IRB Review by Convened IRB- POL022   

 

 

Abstract: 
All human subjects research must be reviewed by a convened meeting of the IRB unless the research qualifies for review under expedited or exempt categories. This document includes defines a convened IRB as well as the process for reviewing a project.

Effective Date: 3/30/2007

 

Review/Revised Date: 4/23/2010

 

Category: Research

 

Policy Owner: Vice President for Research

Policy Contact:

 

   
 
 

POLICY

It is UAB policy that all human subjects research (including clinical investigations) under the UAB IRB jurisdiction be reviewed in a convened meeting of the IRB in accordance with applicable federal regulations unless the research qualifies for review under expedited or exempt categories.1 (See PRO122 Procedure for Initial Review of Proposed Research at the Convened IRB Meetings.) The IRB may utilize a primary review system during the conduct of its convened meetings to perform initial review, continuing review, and review of modifications or amendments to research. If a primary review system is utilized, primary reviewers must be identified for each protocol (see PRO144 Procedure for Formation and Assignment of IRB Member Primary Review Teams). The IRB has authority to approve, require modifications in, or disapprove all research activities within its jurisdiction. The IRB may only conduct business when a quorum is present (see PRO101 Procedure to Maintain IRB Member Roster and Quorum). IRB meetings will take place with all participating members physically present unless circumstances warrant use of teleconferencing or videoconferencing techniques. If such conferencing techniques are used for a convened meeting, the following conditions must be met:

  1. Each participating IRB member will have received all the relevant materials prior to the meeting to allow adequate time for review and to request additional information, as needed (see PRO145 Procedure for Timing of Document Distribution for IRB Meetings);
  2. Each participating IRB member will have the ability to actively and equally participate in the IRB discussions of all protocols; and
  3. The IRB minutes will clearly reflect that the above two conditions are met.
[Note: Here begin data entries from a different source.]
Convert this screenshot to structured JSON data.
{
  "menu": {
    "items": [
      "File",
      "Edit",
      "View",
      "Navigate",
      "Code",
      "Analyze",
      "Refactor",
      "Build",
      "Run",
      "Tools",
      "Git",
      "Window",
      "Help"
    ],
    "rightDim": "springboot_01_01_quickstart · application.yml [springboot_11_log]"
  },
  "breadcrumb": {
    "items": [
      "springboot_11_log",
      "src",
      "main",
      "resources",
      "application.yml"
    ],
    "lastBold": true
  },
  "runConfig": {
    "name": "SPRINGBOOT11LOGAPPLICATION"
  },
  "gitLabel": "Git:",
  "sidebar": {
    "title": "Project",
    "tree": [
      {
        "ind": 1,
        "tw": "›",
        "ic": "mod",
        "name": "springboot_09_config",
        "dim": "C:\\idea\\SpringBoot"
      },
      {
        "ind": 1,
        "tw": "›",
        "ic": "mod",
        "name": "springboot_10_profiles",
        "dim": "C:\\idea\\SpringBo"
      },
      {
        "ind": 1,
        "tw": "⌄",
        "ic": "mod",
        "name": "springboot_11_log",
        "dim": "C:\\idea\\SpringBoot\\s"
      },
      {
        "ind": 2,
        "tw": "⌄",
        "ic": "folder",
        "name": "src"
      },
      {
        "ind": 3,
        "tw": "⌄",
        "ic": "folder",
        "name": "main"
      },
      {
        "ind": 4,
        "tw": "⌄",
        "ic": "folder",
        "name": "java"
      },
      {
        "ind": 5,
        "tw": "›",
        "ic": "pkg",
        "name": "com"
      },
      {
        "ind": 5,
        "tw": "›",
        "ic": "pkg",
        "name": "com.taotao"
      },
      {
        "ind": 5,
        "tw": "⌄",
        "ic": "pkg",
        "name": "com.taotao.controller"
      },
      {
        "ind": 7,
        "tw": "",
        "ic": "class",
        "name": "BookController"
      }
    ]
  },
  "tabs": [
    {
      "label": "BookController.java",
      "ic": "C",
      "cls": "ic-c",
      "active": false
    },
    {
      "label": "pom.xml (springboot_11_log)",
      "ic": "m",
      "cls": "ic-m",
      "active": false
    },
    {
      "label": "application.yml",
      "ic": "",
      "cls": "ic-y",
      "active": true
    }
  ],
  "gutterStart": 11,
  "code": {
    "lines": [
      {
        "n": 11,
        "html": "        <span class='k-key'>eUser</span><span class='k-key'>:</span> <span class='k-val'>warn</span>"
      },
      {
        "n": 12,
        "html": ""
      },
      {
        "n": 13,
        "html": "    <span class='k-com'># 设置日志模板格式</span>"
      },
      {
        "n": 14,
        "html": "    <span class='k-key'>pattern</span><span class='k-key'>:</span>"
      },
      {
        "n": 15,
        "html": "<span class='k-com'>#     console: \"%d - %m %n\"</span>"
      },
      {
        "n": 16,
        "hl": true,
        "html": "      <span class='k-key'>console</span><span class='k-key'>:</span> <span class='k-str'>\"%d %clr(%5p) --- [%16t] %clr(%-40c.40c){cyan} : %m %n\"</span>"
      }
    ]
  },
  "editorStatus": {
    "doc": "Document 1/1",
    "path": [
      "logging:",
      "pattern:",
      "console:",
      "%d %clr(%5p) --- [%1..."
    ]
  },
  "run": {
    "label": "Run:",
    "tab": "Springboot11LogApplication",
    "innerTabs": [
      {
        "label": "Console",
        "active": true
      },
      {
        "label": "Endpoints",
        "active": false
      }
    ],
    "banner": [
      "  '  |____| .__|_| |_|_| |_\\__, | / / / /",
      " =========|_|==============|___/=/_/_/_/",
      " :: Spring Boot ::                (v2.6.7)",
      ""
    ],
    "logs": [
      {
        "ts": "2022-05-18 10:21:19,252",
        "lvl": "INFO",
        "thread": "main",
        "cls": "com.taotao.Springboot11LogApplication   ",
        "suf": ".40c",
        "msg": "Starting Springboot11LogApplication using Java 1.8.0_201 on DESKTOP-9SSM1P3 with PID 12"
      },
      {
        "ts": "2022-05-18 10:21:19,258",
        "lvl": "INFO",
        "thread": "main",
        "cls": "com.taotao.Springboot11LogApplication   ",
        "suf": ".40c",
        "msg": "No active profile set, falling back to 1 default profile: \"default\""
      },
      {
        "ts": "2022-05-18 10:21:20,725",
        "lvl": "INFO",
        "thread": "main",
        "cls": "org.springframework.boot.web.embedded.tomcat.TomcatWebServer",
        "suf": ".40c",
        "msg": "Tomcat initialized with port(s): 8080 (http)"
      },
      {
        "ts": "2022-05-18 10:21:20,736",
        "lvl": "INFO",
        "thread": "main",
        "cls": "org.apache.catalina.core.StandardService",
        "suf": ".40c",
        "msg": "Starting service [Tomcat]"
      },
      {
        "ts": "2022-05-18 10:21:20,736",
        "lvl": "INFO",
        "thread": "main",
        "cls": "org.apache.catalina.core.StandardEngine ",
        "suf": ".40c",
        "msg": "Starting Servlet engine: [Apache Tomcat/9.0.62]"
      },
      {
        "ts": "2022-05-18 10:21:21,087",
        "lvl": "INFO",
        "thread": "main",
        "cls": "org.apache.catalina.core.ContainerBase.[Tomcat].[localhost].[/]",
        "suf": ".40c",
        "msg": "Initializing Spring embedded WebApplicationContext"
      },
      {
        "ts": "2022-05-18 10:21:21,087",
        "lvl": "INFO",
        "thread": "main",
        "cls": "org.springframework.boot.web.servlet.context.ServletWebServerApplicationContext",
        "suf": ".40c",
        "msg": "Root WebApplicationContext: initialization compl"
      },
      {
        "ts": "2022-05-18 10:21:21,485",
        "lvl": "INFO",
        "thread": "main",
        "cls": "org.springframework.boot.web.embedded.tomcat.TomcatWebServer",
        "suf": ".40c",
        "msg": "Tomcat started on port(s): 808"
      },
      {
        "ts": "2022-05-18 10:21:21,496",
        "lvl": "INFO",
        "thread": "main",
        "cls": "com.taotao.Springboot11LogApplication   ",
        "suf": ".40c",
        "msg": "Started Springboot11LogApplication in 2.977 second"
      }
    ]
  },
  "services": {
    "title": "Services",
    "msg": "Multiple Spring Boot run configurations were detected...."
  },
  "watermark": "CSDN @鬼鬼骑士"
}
No IRB member with a conflicting interest may participate in the initial or continuing review of a protocol. When a conflicting interest exists, and IRB member may provide information as requested by the IRB, but must be absent from the meeting during IRB deliberations and voting on matters which the conflict may potentially affect.

The IRB will perform substantive review of research in convened meetings; a majority of members must agree that the materials under review contain sufficient information for the protocol to receive approval by the IRB in accordance with the criteria in 45 CFR 46.111 and, if applicable, 21 CFR 56.111, 38 CFR 16.111, and E6 Good Clinical Practice Consolidated Guidance. In addition, when appropriate, the IRB will determine if the need for ancillary care, additional monitoring, counseling, and social support should be provided and if the informed consent document should include the additional elements of informed consent. When indicated, the IRB will perform review under 45 CFR 46 Subparts B, C, and D.

The convened IRB will assign a review interval at the time of initial and continuing review of research according to the degree of risk involved, but not a date later than 1 year from the date of the last approval. No provision for any grace period for conducting research past the expiration date of IRB approval will apply. In determining the appropriate review interval, the IRB will take into account the following factors without limitation:

  1. Involvement of populations that may be vulnerable due to undue coercion or influence to make an informed decision to participate;
  2. Novel or geographically remote performance sites;
  3. Involvement of recombinant DNA (including gene transfer);
  4. Use of waivers in the informed consent process;
  5. Protocols with potential for heightened risks to subjects;
  6. Previous problems with the research or investigators, including occurrence of unanticipated problems, non-compliance, administrative actions, and complaints of participants;
  7. Recommendation from units supplying special approvals of the research (e.g., Radiation Safety committee, research pharmacy review, Institutional Biosafety Committee (IBC)).

By using the following criteria, the IRB will determine which projects need verification from sources other than the investigators that no material changes have occurred since previous IRB review.

  1. Protocols randomly selected as part of the UAB IRB Post Approval Monitoring Plan;
  2. Complex protocols involving unusual levels or types of risks to subjects;
  3. Protocols conducted by Principal Investigators who previously have failed to comply with federal regulations or the requirements or determinations of the IRB; and/or
  4. Protocols where indication of possible material changes occurring without IRB approval is present, based on information provided in continuing review reports or other sources.

Federal regulatory requirements for waiver or alteration of informed consent will apply to all protocols approved by the IRB. All research approved by the IRB will be conducted in accordance with any applicable UAB policy. All decisions and actions of the IRB relating to initial review, continuing review, or review of modifications or amendments of research will be transmitted promptly to the Principal Investigator in writing. Notification of deferral or disapproval of a protocol will contain the reasons for the decision and an invitation to the investigator to respond in writing or in person.